"Precipicios en cortante desnivel" de Raquel Victoria Morea

27.10.2020

Todo ocurrió aquel día. Como arrojándose por un precipicio sin retorno ni colchón, aquellas inconclusas palabras llegaron hasta mí, lacerantes e incrustando el filo de su aguijón. Mis oídos perdieron su innata percepción, porque apenas las podían escuchar en ese susurro lejano que culminó en un silencio cortante; mi garganta era incapaz de formular algo coherente y mi cabeza no podía reflexionar, se envolvía continuamente de espesa bruma; a la vez, las hebras que mantenían a flote mi corazón, quizá, no querían entrever ese horizonte apesadumbrado. No obstante, fueron instantes aislados en los que la balanza de la voluntad, en vez de equilibrar los pensamientos dictados, forcejeaba meciéndose entre altibajos.
Que el tiempo vivido quedaba en perpetua pausa, liviano y paralizado entre las saetas danzantes que señalan los ritmos imparables de la vida transitada, aconteció aquel día como algo tan tangible y real, que creí estar tocando los tejidos de la existencia desde mis propias entrañas; creí ser testigo de un capítulo que se dibujaría en los márgenes de folios emborronados, en un óleo donde fuera el claroscuro el fondo predominante, o que marcaría las notas de una partitura de tono melancólico; creí que la absoluta oscuridad del firmamento iba a transportar mi alfombra cegada a partir de ahora, que el resalte luminoso del alba quedaría teñido por la túnica moteada de la penumbra, y así su lento desfile indicaría cada paso que diera. Mi mundo se había derribado estrepitosamente ante mi frágil mirada, era como si un mensaje encriptado me estuviera transformando desde la piel hasta las membranas más ocultas; era como si mis ojos se negaran a entender esos íntimos jeroglíficos que conforman las paredes del alma, porque sus vidriosas pupilas no osaban rasparlas y extraer los papiros del miedo; era como si una noria giratoria me hubiera invadido de hielo troceado.

A veces, una sola frase, en apariencia inofensiva, se inyecta en ti, inoculándote su nocivo veneno, al que ya no podrás desterrar. Es una funesta melodía que te impregna con el aroma de las tinieblas; una noticia inesperada que te rasga, sumiéndote entre cortinas de sombras, donde no hay hálitos de esperanza sino heridas desbordadas.
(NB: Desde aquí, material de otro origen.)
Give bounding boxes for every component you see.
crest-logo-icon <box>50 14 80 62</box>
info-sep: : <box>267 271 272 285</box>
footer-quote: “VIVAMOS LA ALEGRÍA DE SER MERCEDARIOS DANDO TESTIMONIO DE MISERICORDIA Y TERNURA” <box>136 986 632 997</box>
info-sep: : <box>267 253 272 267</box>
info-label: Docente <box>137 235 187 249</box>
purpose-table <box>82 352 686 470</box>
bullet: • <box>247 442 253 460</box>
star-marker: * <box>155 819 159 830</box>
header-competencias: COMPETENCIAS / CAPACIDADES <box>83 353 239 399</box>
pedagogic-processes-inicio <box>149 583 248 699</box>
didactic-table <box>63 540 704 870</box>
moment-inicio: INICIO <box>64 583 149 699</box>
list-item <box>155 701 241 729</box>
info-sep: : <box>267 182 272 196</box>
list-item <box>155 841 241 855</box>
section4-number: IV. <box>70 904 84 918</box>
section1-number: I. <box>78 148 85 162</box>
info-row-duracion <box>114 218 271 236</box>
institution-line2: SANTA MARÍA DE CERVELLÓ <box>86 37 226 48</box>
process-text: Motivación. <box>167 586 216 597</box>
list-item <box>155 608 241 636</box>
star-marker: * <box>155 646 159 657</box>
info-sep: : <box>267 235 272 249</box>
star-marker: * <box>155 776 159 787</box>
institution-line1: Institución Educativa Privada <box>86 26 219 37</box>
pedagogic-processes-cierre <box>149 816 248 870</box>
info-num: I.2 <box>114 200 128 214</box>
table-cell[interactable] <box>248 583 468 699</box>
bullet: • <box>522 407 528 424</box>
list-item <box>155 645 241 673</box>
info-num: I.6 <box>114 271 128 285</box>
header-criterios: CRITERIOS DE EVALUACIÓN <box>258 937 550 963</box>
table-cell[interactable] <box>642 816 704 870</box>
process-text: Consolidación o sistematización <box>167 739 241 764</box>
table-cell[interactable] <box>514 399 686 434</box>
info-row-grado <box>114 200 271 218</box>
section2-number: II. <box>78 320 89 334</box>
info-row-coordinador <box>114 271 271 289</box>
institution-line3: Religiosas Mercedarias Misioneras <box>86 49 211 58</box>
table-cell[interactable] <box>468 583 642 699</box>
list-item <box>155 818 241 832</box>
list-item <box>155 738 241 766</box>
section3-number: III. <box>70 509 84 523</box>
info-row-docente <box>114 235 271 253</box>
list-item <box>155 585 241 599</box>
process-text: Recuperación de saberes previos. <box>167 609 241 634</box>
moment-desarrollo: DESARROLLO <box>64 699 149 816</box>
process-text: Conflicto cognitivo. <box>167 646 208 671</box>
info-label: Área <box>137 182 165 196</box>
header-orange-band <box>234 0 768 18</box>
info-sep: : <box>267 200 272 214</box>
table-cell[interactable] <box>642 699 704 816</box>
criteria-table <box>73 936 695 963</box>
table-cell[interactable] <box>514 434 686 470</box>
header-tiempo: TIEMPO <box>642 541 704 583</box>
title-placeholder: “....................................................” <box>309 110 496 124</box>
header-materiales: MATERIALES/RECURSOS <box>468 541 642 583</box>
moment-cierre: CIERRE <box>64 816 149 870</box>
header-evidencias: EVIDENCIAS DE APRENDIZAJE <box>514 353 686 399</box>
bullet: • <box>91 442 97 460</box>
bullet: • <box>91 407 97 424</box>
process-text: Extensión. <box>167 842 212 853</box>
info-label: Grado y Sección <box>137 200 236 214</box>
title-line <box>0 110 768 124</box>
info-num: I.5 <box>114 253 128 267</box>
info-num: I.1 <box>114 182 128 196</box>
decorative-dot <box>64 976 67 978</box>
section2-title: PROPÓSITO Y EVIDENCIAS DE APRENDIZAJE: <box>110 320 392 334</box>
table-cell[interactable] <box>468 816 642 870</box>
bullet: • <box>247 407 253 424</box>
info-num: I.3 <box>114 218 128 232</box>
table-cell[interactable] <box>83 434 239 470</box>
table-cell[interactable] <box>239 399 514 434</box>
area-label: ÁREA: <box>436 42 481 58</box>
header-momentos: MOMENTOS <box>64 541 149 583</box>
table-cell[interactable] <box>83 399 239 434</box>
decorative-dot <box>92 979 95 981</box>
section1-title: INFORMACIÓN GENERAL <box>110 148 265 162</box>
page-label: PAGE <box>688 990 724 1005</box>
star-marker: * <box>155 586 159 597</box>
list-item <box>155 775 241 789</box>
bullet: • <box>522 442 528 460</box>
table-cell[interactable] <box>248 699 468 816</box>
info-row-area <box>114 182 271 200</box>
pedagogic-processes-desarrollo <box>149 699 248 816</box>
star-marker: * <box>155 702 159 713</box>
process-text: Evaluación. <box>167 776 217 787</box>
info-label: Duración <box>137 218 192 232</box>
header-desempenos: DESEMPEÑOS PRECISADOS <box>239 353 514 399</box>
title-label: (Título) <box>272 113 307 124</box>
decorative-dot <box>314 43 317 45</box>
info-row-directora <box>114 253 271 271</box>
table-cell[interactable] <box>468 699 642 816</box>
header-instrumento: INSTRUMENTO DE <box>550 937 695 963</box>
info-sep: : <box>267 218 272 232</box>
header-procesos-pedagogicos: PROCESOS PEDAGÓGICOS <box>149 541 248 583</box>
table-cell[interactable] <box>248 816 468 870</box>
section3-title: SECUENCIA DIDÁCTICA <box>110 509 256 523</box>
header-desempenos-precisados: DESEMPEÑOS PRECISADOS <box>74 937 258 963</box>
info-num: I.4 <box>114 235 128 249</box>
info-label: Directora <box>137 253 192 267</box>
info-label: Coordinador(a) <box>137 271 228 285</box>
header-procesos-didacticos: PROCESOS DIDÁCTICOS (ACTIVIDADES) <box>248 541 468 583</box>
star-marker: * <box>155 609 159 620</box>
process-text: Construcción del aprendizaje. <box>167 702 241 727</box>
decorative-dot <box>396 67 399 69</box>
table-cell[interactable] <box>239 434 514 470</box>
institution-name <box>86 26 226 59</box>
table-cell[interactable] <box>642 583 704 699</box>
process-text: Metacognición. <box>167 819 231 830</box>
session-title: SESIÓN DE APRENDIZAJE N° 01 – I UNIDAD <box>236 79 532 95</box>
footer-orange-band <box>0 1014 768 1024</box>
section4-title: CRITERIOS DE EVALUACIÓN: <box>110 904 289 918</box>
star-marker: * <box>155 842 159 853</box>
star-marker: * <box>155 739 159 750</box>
Tiene un poder colosal y absoluto en el archivo de tus neuronas: remueve tus cimientos como nunca antes habías experimentado, y te revuelca entre arenas movedizas, hundiéndote en sus lodos.

Fue lo que me sucedió. Un fatal veredicto tambaleó mis anclajes. En cambio, los relámpagos se rigen por la brújula de la fugacidad, los truenos acaban acunándose entre hileras de mutismo y hasta la tormenta más feroz se troca con la balsa del sosiego. Entonces, todo a tu alrededor pende de una dimensión desconocida, repleta de tinajas de recuerdos que bailan agitados; pero a lo que realmente te aferras es a esa memoria futura que quieres esculpir con encaje de plata, para nunca deslizarte en las grutas del abismo.

Todo cambió, decidí voltear el rumbo, convirtiendo los signos del astrolabio por el mapa incandescente del amanecer, que guía hacia la dirección correcta. Porque estaba dispuesta a hallar mi cayado de luz, que me alejaría del desgarro de punzantes acantilados y de tierras cubiertas por la niebla.

Únicamente son ínfimas fracciones de tiempo en las que el reloj se aquieta y te acorrala, sintiéndote desnuda y despojada de cualquier abrigo. Aun con todo, visualizas una cuerda indivisible y te amarras a sus nudos, tirando con fuerza inusitada, y notas tu acelerado palpitar y cómo brota dentro de ti un avasallador ímpetu que no decaerá en el torrente desbocado de la flaqueza; ni rellenará lienzos apagados ni bordeará precipicios tortuosos.

Por aquellos días, mi latir se compuso de un gran cúmulo de sensaciones extrañas. Pero fuiste tú quien merodeaba por mi mente y paseaba por mi corazón, sanando sus llagas; fuiste tú a quien me agarré. Y es que el posar la vista hacia aquello que vendrá y con ese caparazón del amor, que todo lo puede y nunca para su rueda, me hizo resurgir postrada en ese bote flotante que, con los destellos de un nuevo sol rociándome el rostro, me condujo a la orilla de la vida llameante.